Additional Decisions
RUBEN ROMERO, Plaintiff,
v.
CORECIVIC, INC.; CORECIVIC OF TENNESEE, LLC; ANA PADILLA; and GARRICK PETERSON, Defendants
No. 1:21-cv-0544 KG/DLM
United States District Court, D. New Mexico
Filed September 11, 2023
Martinez, Damian L., United States Magistrate Judge

PROPOSED FINDINGS AND RECOMMENDED DISPOSITION

*1 THIS MATTER is before the Court on Plaintiff Ruben Romero's Motion for Sanctions. (Doc. 144.) United States District Judge Kenneth J. Gonzales referred this motion to me pursuant to 28 U.S.C. § 636(b)(1)(B) and (b)(3) “to conduct hearings, if warranted, ... and to perform any legal analysis required to recommend to the Court an ultimate disposition ....” (Doc. 198.)
Discovery in this case has proceeded largely uninhibited, except for one instance that has spawned significant motions practice, culminating in the Motion for Sanctions now before the Court. In the Motion, Plaintiff asserts he is entitled to entry of default judgment against Defendants Peterson, CoreCivic of Tennessee, LLC, and CoreCivic, Inc.[1] because Defendant Peterson intentionally misrepresented his disciplinary history and Defendant CoreCivic withheld information demonstrating Peterson had done so. (See Doc. 144 at 7–11.) Based on a review of the record and the hearing conducted on September 8, 2023, the Court recommends denying the motion insofar as it requests default judgment. The Court, however, recommends lesser sanctions be awarded to Plaintiff. The recommended sanctions include requiring the Defendants to pay costs related to Peterson's March 15, 2022 deposition. It is recommended that discovery be reopened for six months to allow for a second deposition of Peterson if Counsel for Plaintiff chooses to do so and that costs related to the second deposition be paid by Defendants. The Court further recommends that during the six-month discovery period Plaintiff also be allowed to engage in limited discovery to include a Rule 30(b)(6) deposition of representative(s) of CoreCivic related to disciplinary records. Finally, the Court recommends that Plaintiff be awarded his attorney's fees related to filing their motion for sanctions.
I. Factual Background and Procedural History
Plaintiff filed his original complaint on June 11, 2021, bringing claims against CoreCivic, Inc., CoreCivic of Tennessee, LLC; Warden Brian Koehne and two unidentified detention officers. (Doc. 1.) On January 24, 2022, the Plaintiff moved to amend his complaint because through discovery the previously unidentified detention officers had been identified as Ana Padilla and Garrick Peterson. (Docs. 33 and 33-1.) The Court granted Plaintiff's motion to amend on January 25, 2022, and Plaintiff filed his Amended Complaint the same day. (Docs. 34 and 35.) An answer to the amended complaint was filed on behalf of all the Defendants on February 8, 2022. (Doc. 38.)[2]

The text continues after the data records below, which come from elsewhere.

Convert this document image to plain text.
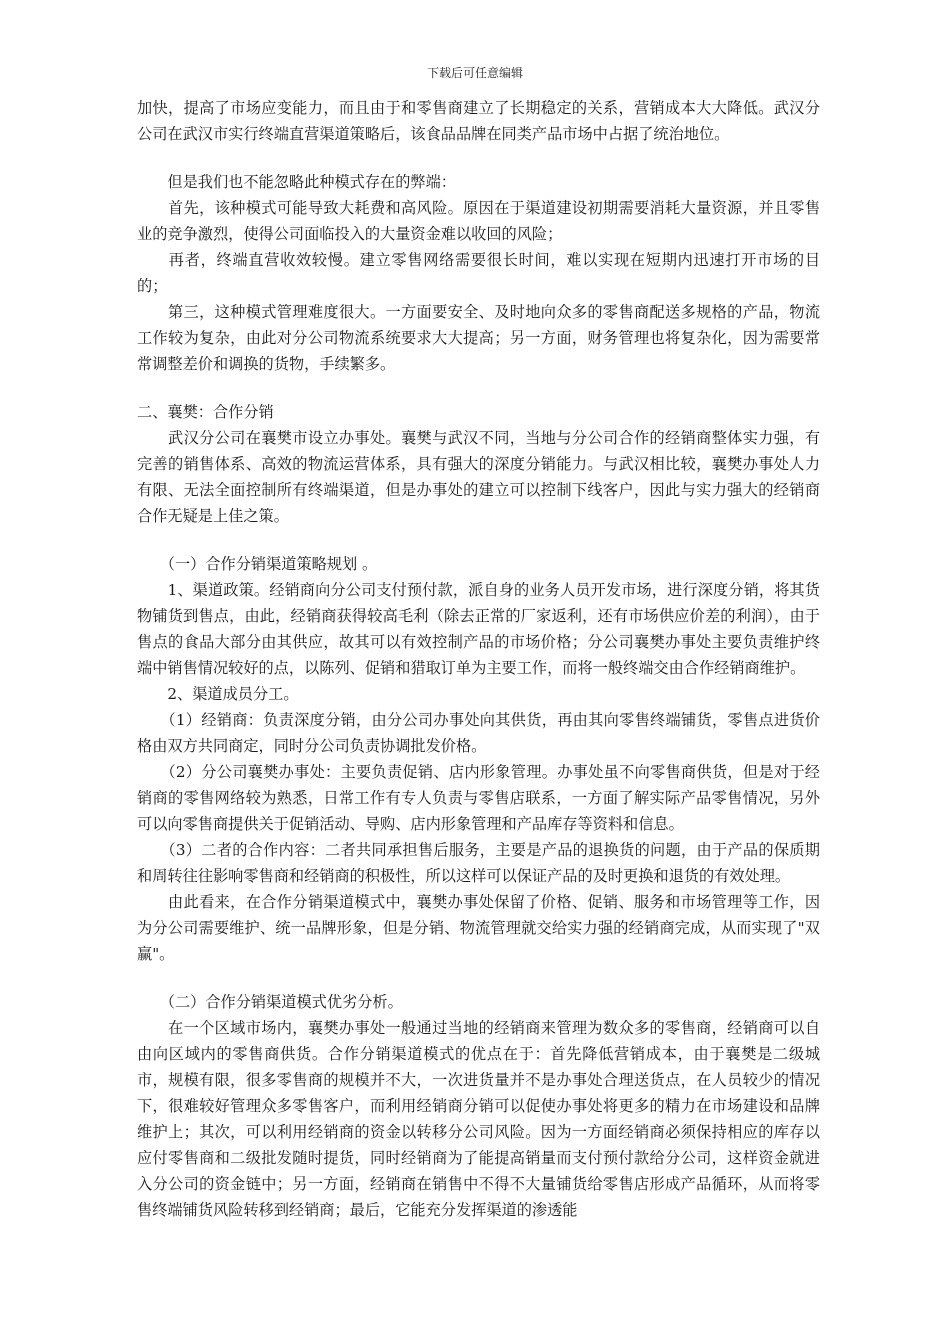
下载后可任意编辑

加快，提高了市场应变能力，而且由于和零售商建立了长期稳定的关系，营销成本大大降低。武汉分公司在武汉市实行终端直营渠道策略后，该食品品牌在同类产品市场中占据了统治地位。

　　但是我们也不能忽略此种模式存在的弊端：

　　首先，该种模式可能导致大耗费和高风险。原因在于渠道建设初期需要消耗大量资源，并且零售业的竞争激烈，使得公司面临投入的大量资金难以收回的风险；

　　再者，终端直营收效较慢。建立零售网络需要很长时间，难以实现在短期内迅速打开市场的目的；

　　第三，这种模式管理难度很大。一方面要安全、及时地向众多的零售商配送多规格的产品，物流工作较为复杂，由此对分公司物流系统要求大大提高；另一方面，财务管理也将复杂化，因为需要常常调整差价和调换的货物，手续繁多。

二、襄樊：合作分销

　　武汉分公司在襄樊市设立办事处。襄樊与武汉不同，当地与分公司合作的经销商整体实力强，有完善的销售体系、高效的物流运营体系，具有强大的深度分销能力。与武汉相比较，襄樊办事处人力有限、无法全面控制所有终端渠道，但是办事处的建立可以控制下线客户，因此与实力强大的经销商合作无疑是上佳之策。

　　（一）合作分销渠道策略规划 。

　　1、渠道政策。经销商向分公司支付预付款，派自身的业务人员开发市场，进行深度分销，将其货物铺货到售点，由此，经销商获得较高毛利（除去正常的厂家返利，还有市场供应价差的利润），由于售点的食品大部分由其供应，故其可以有效控制产品的市场价格；分公司襄樊办事处主要负责维护终端中销售情况较好的点，以陈列、促销和猎取订单为主要工作，而将一般终端交由合作经销商维护。

　　2、渠道成员分工。

　　（1）经销商：负责深度分销，由分公司办事处向其供货，再由其向零售终端铺货，零售点进货价格由双方共同商定，同时分公司负责协调批发价格。

　　（2）分公司襄樊办事处：主要负责促销、店内形象管理。办事处虽不向零售商供货，但是对于经销商的零售网络较为熟悉，日常工作有专人负责与零售店联系，一方面了解实际产品零售情况，另外可以向零售商提供关于促销活动、导购、店内形象管理和产品库存等资料和信息。

　　（3）二者的合作内容：二者共同承担售后服务，主要是产品的退换货的问题，由于产品的保质期和周转往往影响零售商和经销商的积极性，所以这样可以保证产品的及时更换和退货的有效处理。

　　由此看来，在合作分销渠道模式中，襄樊办事处保留了价格、促销、服务和市场管理等工作，因为分公司需要维护、统一品牌形象，但是分销、物流管理就交给实力强的经销商完成，从而实现了"双赢"。

　　（二）合作分销渠道模式优劣分析。

　　在一个区域市场内，襄樊办事处一般通过当地的经销商来管理为数众多的零售商，经销商可以自由向区域内的零售商供货。合作分销渠道模式的优点在于：首先降低营销成本，由于襄樊是二级城市，规模有限，很多零售商的规模并不大，一次进货量并不是办事处合理送货点，在人员较少的情况下，很难较好管理众多零售客户，而利用经销商分销可以促使办事处将更多的精力在市场建设和品牌维护上；其次，可以利用经销商的资金以转移分公司风险。因为一方面经销商必须保持相应的库存以应付零售商和二级批发随时提货，同时经销商为了能提高销量而支付预付款给分公司，这样资金就进入分公司的资金链中；另一方面，经销商在销售中不得不大量铺货给零售店形成产品循环，从而将零售终端铺货风险转移到经销商；最后，它能充分发挥渠道的渗透能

*2 Plaintiff's suit stems from injuries he allegedly received on June 12, 2018, while he was an inmate at the Cibola County Correction Center (CCCC). (Doc. 35.) Plaintiff asserts he was attacked by three inmates on that date, one of whom was his co-defendant in a state criminal case. (Id.) As a result of his injuries, Plaintiff's three-count amended complaint against CoreCivic Defendants, Defendant Peterson, and Defendant Padilla, asserts negligence, respondeat superior against CoreCivic Defendants, and cruel and unusual punishment. (Id.)
Plaintiff filed his Motion for Sanctions on December 15, 2022. (Doc. 144.) The Motion asserts that Defendant Peterson intentionally misrepresented his disciplinary history during a deposition and CoreCivic Defendants concealed that misrepresentation. (Id. at 11.) The CoreCivic Defendants filed their Response on their behalf and Defendant Padilla's. (Doc. 152.) Rather than file his own response, pursuant to Local Rule 7.1(a), Defendant Peterson adopted in full the response CoreCivic Defendants filed. (Doc. 154.) Plaintiff filed his reply on January 26, 2023. (Doc. 159.)

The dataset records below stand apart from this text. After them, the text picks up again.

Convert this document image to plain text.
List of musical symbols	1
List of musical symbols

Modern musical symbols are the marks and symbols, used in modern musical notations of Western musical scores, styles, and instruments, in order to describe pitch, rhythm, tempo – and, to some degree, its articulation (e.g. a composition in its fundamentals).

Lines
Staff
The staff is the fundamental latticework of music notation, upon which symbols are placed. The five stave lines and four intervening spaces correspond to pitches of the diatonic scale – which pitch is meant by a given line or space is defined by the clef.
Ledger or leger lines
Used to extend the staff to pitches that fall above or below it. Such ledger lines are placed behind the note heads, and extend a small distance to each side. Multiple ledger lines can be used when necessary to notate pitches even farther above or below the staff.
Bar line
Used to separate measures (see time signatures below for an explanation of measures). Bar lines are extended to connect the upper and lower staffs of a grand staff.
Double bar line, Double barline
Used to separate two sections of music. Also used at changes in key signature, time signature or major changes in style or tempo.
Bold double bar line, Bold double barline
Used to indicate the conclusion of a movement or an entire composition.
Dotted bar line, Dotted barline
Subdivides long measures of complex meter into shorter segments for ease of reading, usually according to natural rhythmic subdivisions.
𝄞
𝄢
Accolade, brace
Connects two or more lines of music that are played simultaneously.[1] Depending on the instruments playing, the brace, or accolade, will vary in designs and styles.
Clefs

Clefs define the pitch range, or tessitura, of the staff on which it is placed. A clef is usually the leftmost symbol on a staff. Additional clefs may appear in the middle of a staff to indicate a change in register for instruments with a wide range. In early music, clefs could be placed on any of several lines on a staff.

II. Background Related to Discovery Disputes
On October 8, 2021, Plaintiff sent his First Requests for Production on CoreCivic requesting complete copies of Defendants Padilla and Peterson's personnel files. (Docs. 16; 36-3 at 5–6.) On November 8, 2021, CoreCivic objected to the request on the grounds that it overbroad and not relevant. (Docs. 21; 36-3 at 5–6.) Plaintiff then filed his first motion to compel on February 3, 2022, claiming that the personnel files were relevant to the misconduct involved in the attack on Plaintiff. (Doc. 36 at 5.) On March 10, 2022, the Court held a hearing on the motion to compel during which counsel for Defendants argued that the personnel files were not relevant because the individual Defendants had not been disciplined as a result of the incident. (Docs. 50; 104-1 at 21:3–8.) Specifically, counsel stated:
Ms. Padilla has already testified that she has no verbal or written reprimands at Cibola County, which would necessarily include from this incident. And upon information and belief Mr. Peterson is going to testify to the same thing, or at a minimum that there was nothing specific to this case.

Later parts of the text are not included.